Article Featured Image

Kentucky Fried Chicken expanded to China in the late 1980s, and little more than a decade later became one of the most-recognized international brands in the country. The Colonel’s original recipe apparently translated well among Chinese consumers, even though KFC’s initial slogan—which went from Finger lickin’ good in English to Eat your fingers off in Mandarin Chinese—didn’t. Tales of these business mix-ups are not uncommon. Some, like the KFC dilemma, are true, whereas others, such as the rumor that the Mandarin version of Come alive with Pepsi is Pepsi brings your ancestors back from the dead, are harder to verify. Apocrypha notwithstanding, the proliferation of these anecdotes underscores the complexity of translating a brand in a foreign business environment—discerning general meaning is inadequate because the varying connotations and implications of certain words often elude non-native speakers.

That confusion involved only a single textual sentence, so it stands to reason that in an interactive voice response (IVR) system, that complexity is much more layered. By definition, an IVR engages a caller in a guided conversation. Not only do designers have to consider syntax and grammatical structure, but they also have to account for the speed with which a language is commonly spoken and the voice actor’s accent. Still, many enterprises bang out a direct translation from their English IVR to whatever foreign language they require. It’s a quick, cheap, and lousy idea.

José Elizondo, senior manager for multilingual VUI design for Nuance Communications’ North American Professional Services unit, bristles at the word "translation," which, he believes, is a reductive definition of the actual process. There’s more to consider than pulling raw meaning from a sentence.

"I’ve seen some companies deploy really horrific things because the translator was from one specific [Caribbean] country where the [Spanish] verbiage they provided works," Elizondo says, "but it happens to have horrendous sexual connotations in the rest of Latin America."

This is why localization, wherein a speech system is adapted to account for both the linguistic and cultural nuances of a specific region, is so important for enterprises reaching out to non-English-speaking customers. Jenni McKienzie, a VUI designer for online travel agency Travelocity, understands that. She had a relatively smooth time building a system in Mexican Spanish—the dominant form of Spanish in North America. Sabre Holdings, which owns Travelocity, had an employee who was both a native Mexican and had, equally important, a human factors background.

"Then they wanted to start Travelocity Argentina," McKienzie says, "and they asked, ‘We can use the same app, right?’ and I was like, ‘Uh. Not exactly.’" Because of variations between Mexican and Argentinean Spanish, McKienzie couldn’t slap her Mexican script with its Mexican voice talent onto an Argentinean populace—at least not without insulting Travelocity’s prospective customers.

Unfortunately, Travelocity didn’t have a native Argentinean in house, let alone one with the human factors experience necessary for good VUI design. So McKienzie farmed out localization duties to Your Mother Tongue, a three-person, Toronto-based translation house specializing in Spanish languages. She sent her Mexican Spanish script to the house, which localized it using freelancers from Argentina.

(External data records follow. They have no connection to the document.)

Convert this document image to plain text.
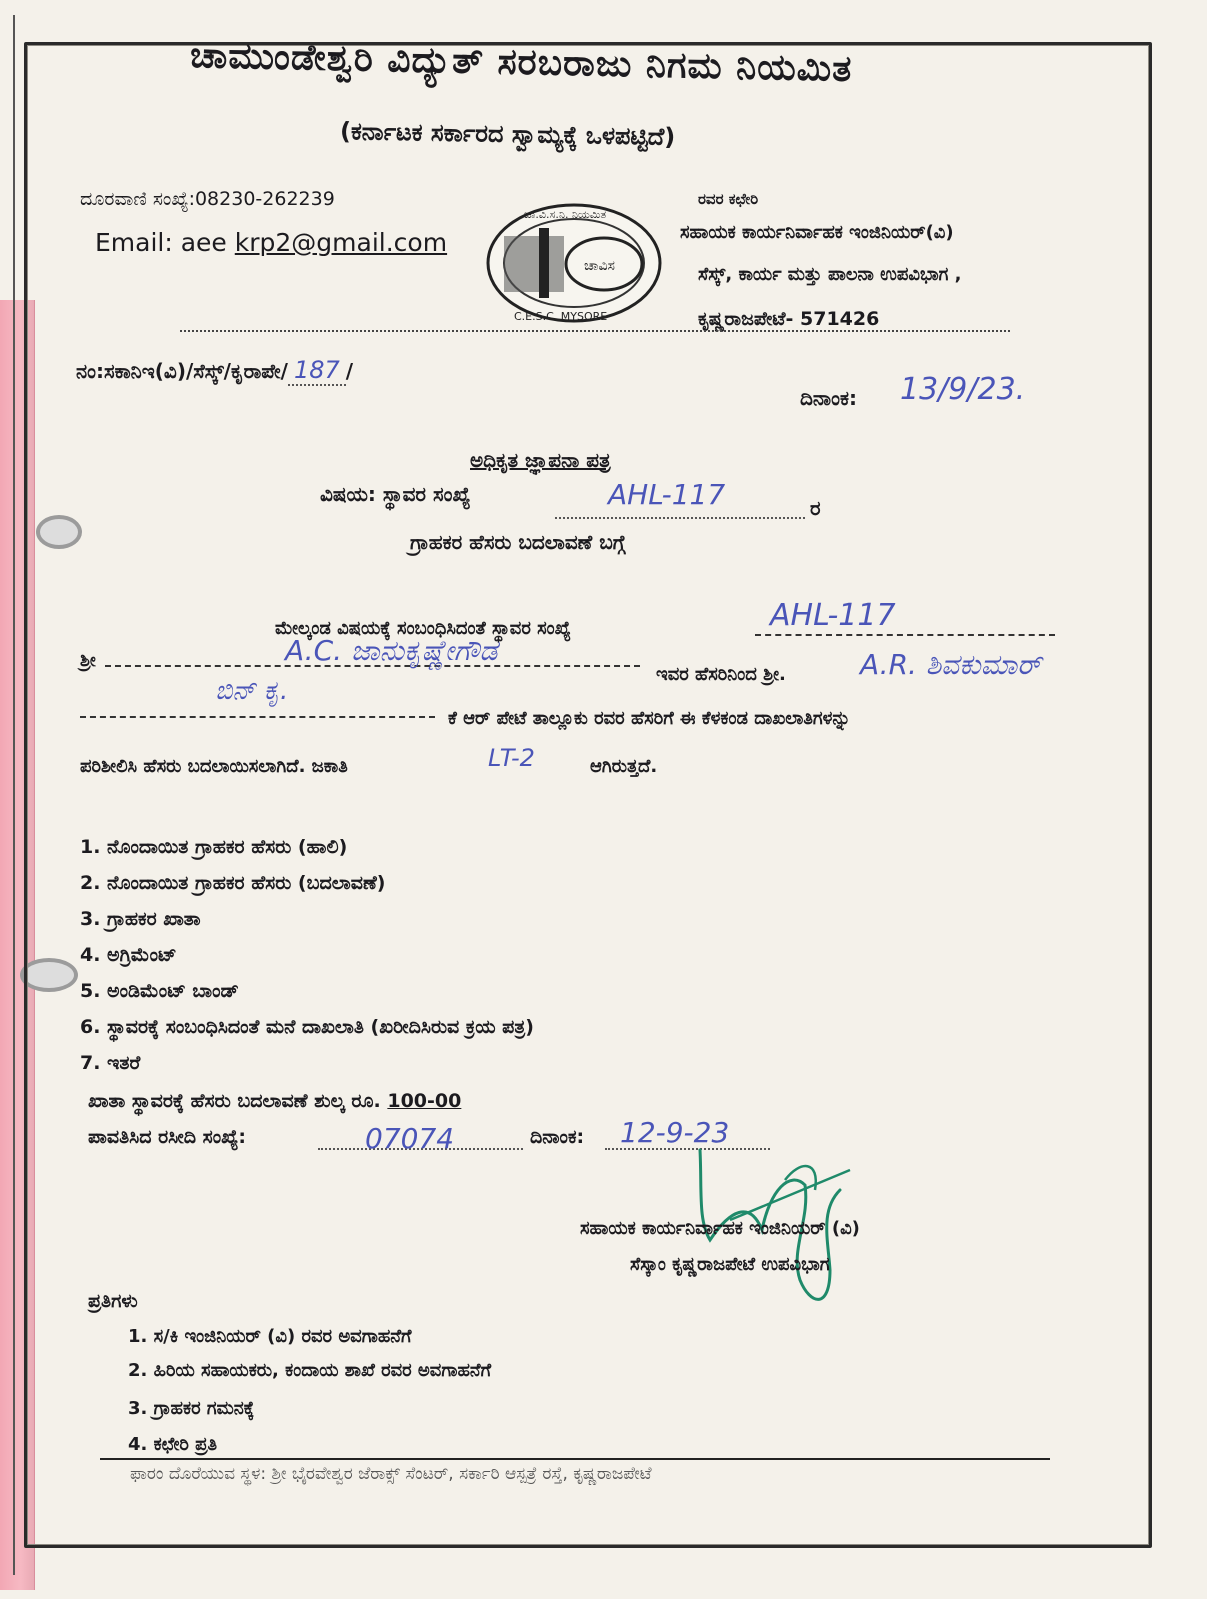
ಚಾಮುಂಡೇಶ್ವರಿ ವಿದ್ಯುತ್ ಸರಬರಾಜು ನಿಗಮ ನಿಯಮಿತ
(ಕರ್ನಾಟಕ ಸರ್ಕಾರದ ಸ್ವಾಮ್ಯಕ್ಕೆ ಒಳಪಟ್ಟಿದೆ)
ದೂರವಾಣಿ ಸಂಖ್ಯೆ:08230-262239
Email: aee krp2@gmail.com
ಚಾವಿಸ
ಚಾ.ವಿ.ಸ.ನಿ. ನಿಯಮಿತ
C.E.S.C. MYSORE
ರವರ ಕಛೇರಿ
ಸಹಾಯಕ ಕಾರ್ಯನಿರ್ವಾಹಕ ಇಂಜಿನಿಯರ್(ವಿ)
ಸೆಸ್ಕ್, ಕಾರ್ಯ ಮತ್ತು ಪಾಲನಾ ಉಪವಿಭಾಗ ,
ಕೃಷ್ಣರಾಜಪೇಟೆ- 571426
ನಂ:ಸಕಾನಿಇ(ವಿ)/ಸೆಸ್ಕ್/ಕೃರಾಪೇ/ 187 /
ದಿನಾಂಕ: 13/9/23.
ಅಧಿಕೃತ ಜ್ಞಾಪನಾ ಪತ್ರ
ವಿಷಯ: ಸ್ಥಾವರ ಸಂಖ್ಯೆ	AHL-117	ರ
ಗ್ರಾಹಕರ ಹೆಸರು ಬದಲಾವಣೆ ಬಗ್ಗೆ
ಮೇಲ್ಕಂಡ ವಿಷಯಕ್ಕೆ ಸಂಬಂಧಿಸಿದಂತೆ ಸ್ಥಾವರ ಸಂಖ್ಯೆ	AHL-117
ಶ್ರೀ	A.C. ಜಾನುಕೃಷ್ಣೇಗೌಡ
ಇವರ ಹೆಸರಿನಿಂದ ಶ್ರೀ.	A.R. ಶಿವಕುಮಾರ್
ಬಿನ್ ಕೃ.
ಕೆ ಆರ್ ಪೇಟೆ ತಾಲ್ಲೂಕು ರವರ ಹೆಸರಿಗೆ ಈ ಕೆಳಕಂಡ ದಾಖಲಾತಿಗಳನ್ನು
ಪರಿಶೀಲಿಸಿ ಹೆಸರು ಬದಲಾಯಿಸಲಾಗಿದೆ. ಜಕಾತಿ	LT-2	ಆಗಿರುತ್ತದೆ.
1. ನೊಂದಾಯಿತ ಗ್ರಾಹಕರ ಹೆಸರು (ಹಾಲಿ)
2. ನೊಂದಾಯಿತ ಗ್ರಾಹಕರ ಹೆಸರು (ಬದಲಾವಣೆ)
3. ಗ್ರಾಹಕರ ಖಾತಾ
4. ಅಗ್ರಿಮೆಂಟ್
5. ಅಂಡಿಮೆಂಟ್ ಬಾಂಡ್
6. ಸ್ಥಾವರಕ್ಕೆ ಸಂಬಂಧಿಸಿದಂತೆ ಮನೆ ದಾಖಲಾತಿ (ಖರೀದಿಸಿರುವ ಕ್ರಯ ಪತ್ರ)
7. ಇತರೆ
ಖಾತಾ ಸ್ಥಾವರಕ್ಕೆ ಹೆಸರು ಬದಲಾವಣೆ ಶುಲ್ಕ ರೂ. 100-00
ಪಾವತಿಸಿದ ರಸೀದಿ ಸಂಖ್ಯೆ:	07074	ದಿನಾಂಕ: 12-9-23
ಸಹಾಯಕ ಕಾರ್ಯನಿರ್ವಾಹಕ ಇಂಜಿನಿಯರ್ (ವಿ)
ಸೆಸ್ಕಾಂ ಕೃಷ್ಣರಾಜಪೇಟೆ ಉಪವಿಭಾಗ
ಪ್ರತಿಗಳು
1. ಸ/ಕಿ ಇಂಜಿನಿಯರ್ (ವಿ) ರವರ ಅವಗಾಹನೆಗೆ
2. ಹಿರಿಯ ಸಹಾಯಕರು, ಕಂದಾಯ ಶಾಖೆ ರವರ ಅವಗಾಹನೆಗೆ
3. ಗ್ರಾಹಕರ ಗಮನಕ್ಕೆ
4. ಕಛೇರಿ ಪ್ರತಿ
ಫಾರಂ ದೊರೆಯುವ ಸ್ಥಳ: ಶ್ರೀ ಭೈರವೇಶ್ವರ ಜೆರಾಕ್ಸ್ ಸೆಂಟರ್, ಸರ್ಕಾರಿ ಆಸ್ಪತ್ರೆ ರಸ್ತೆ, ಕೃಷ್ಣರಾಜಪೇಟೆ
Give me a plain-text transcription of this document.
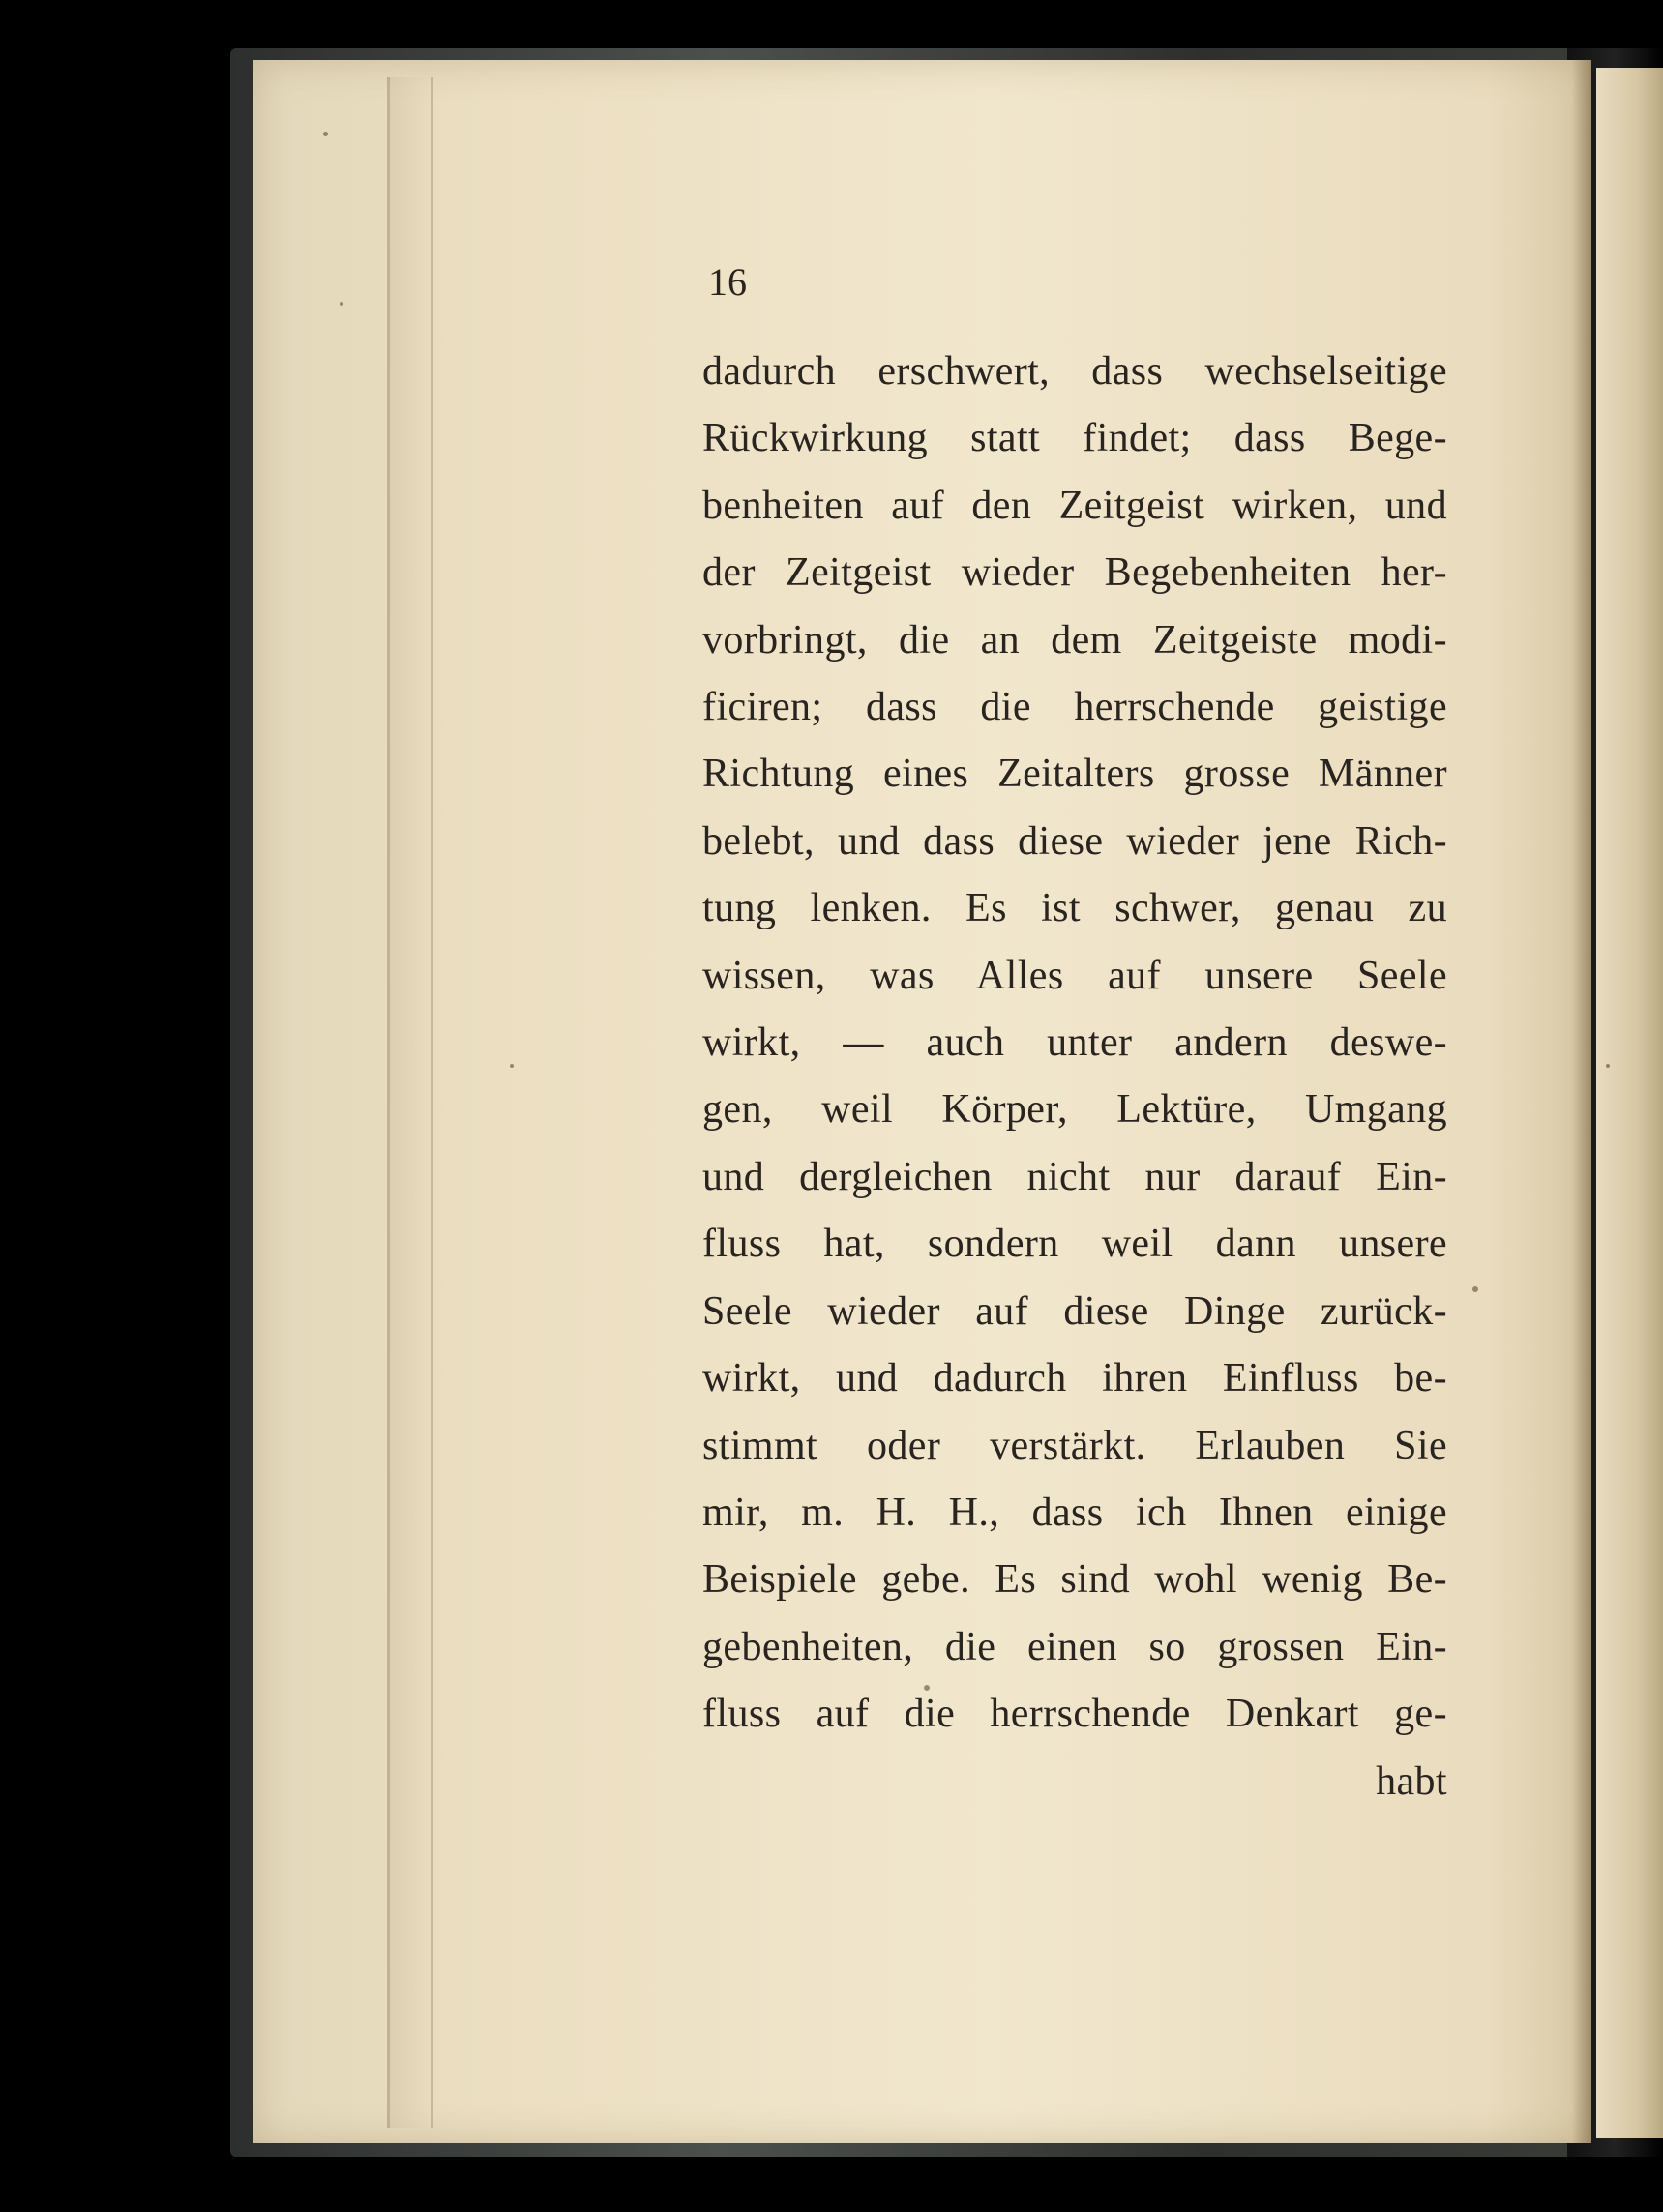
16
dadurch erschwert, dass wechselseitige
Rückwirkung statt findet; dass Bege-
benheiten auf den Zeitgeist wirken, und
der Zeitgeist wieder Begebenheiten her-
vorbringt, die an dem Zeitgeiste modi-
ficiren; dass die herrschende geistige
Richtung eines Zeitalters grosse Männer
belebt, und dass diese wieder jene Rich-
tung lenken. Es ist schwer, genau zu
wissen, was Alles auf unsere Seele
wirkt, — auch unter andern deswe-
gen, weil Körper, Lektüre, Umgang
und dergleichen nicht nur darauf Ein-
fluss hat, sondern weil dann unsere
Seele wieder auf diese Dinge zurück-
wirkt, und dadurch ihren Einfluss be-
stimmt oder verstärkt. Erlauben Sie
mir, m. H. H., dass ich Ihnen einige
Beispiele gebe. Es sind wohl wenig Be-
gebenheiten, die einen so grossen Ein-
fluss auf die herrschende Denkart ge-
habt
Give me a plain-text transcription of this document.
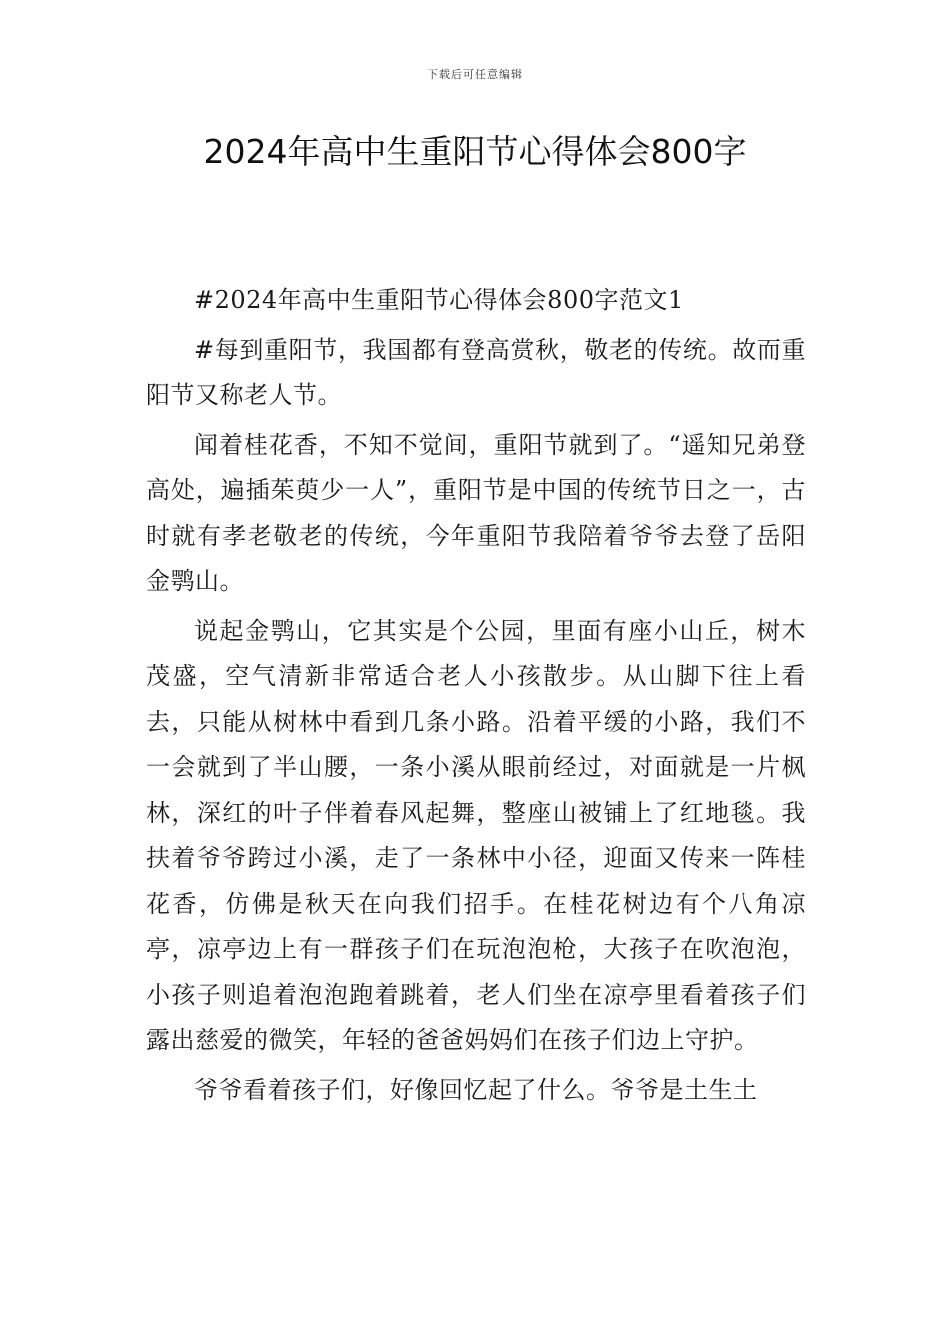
下载后可任意编辑
2024年高中生重阳节心得体会800字

#2024年高中生重阳节心得体会800字范文1

#每到重阳节，我国都有登高赏秋，敬老的传统。故而重阳节又称老人节。

闻着桂花香，不知不觉间，重阳节就到了。“遥知兄弟登高处，遍插茱萸少一人”，重阳节是中国的传统节日之一，古时就有孝老敬老的传统，今年重阳节我陪着爷爷去登了岳阳金鹗山。

说起金鹗山，它其实是个公园，里面有座小山丘，树木茂盛，空气清新非常适合老人小孩散步。从山脚下往上看去，只能从树林中看到几条小路。沿着平缓的小路，我们不一会就到了半山腰，一条小溪从眼前经过，对面就是一片枫林，深红的叶子伴着春风起舞，整座山被铺上了红地毯。我扶着爷爷跨过小溪，走了一条林中小径，迎面又传来一阵桂花香，仿佛是秋天在向我们招手。在桂花树边有个八角凉亭，凉亭边上有一群孩子们在玩泡泡枪，大孩子在吹泡泡，小孩子则追着泡泡跑着跳着，老人们坐在凉亭里看着孩子们露出慈爱的微笑，年轻的爸爸妈妈们在孩子们边上守护。

爷爷看着孩子们，好像回忆起了什么。爷爷是土生土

McKienzie is savvy enough to know the requirements localization demands, but she’s also aware of the available resources—or lack thereof. Travelocity’s speech team consists of only three people, and because nearly all of the company’s call volume is in English, it has only an English recognizer. Travelocity’s foreign language IVRs are touch-tone.

Even Your Mother Tongue, whose client list includes Random House’s Ballantine Books division, Reuters, and the Consulate General of Mexico, predominantly translates long documents. The company has less experience working with contact center scripts.

When it does get an IVR script, the localization effort is limited by the client’s unique needs. "Spanish tends to be 15 to 20 percent longer than English," Your Mother Tongue president David Gomez explains. Often, a client wants the Spanish recording’s length to correspond with the original English.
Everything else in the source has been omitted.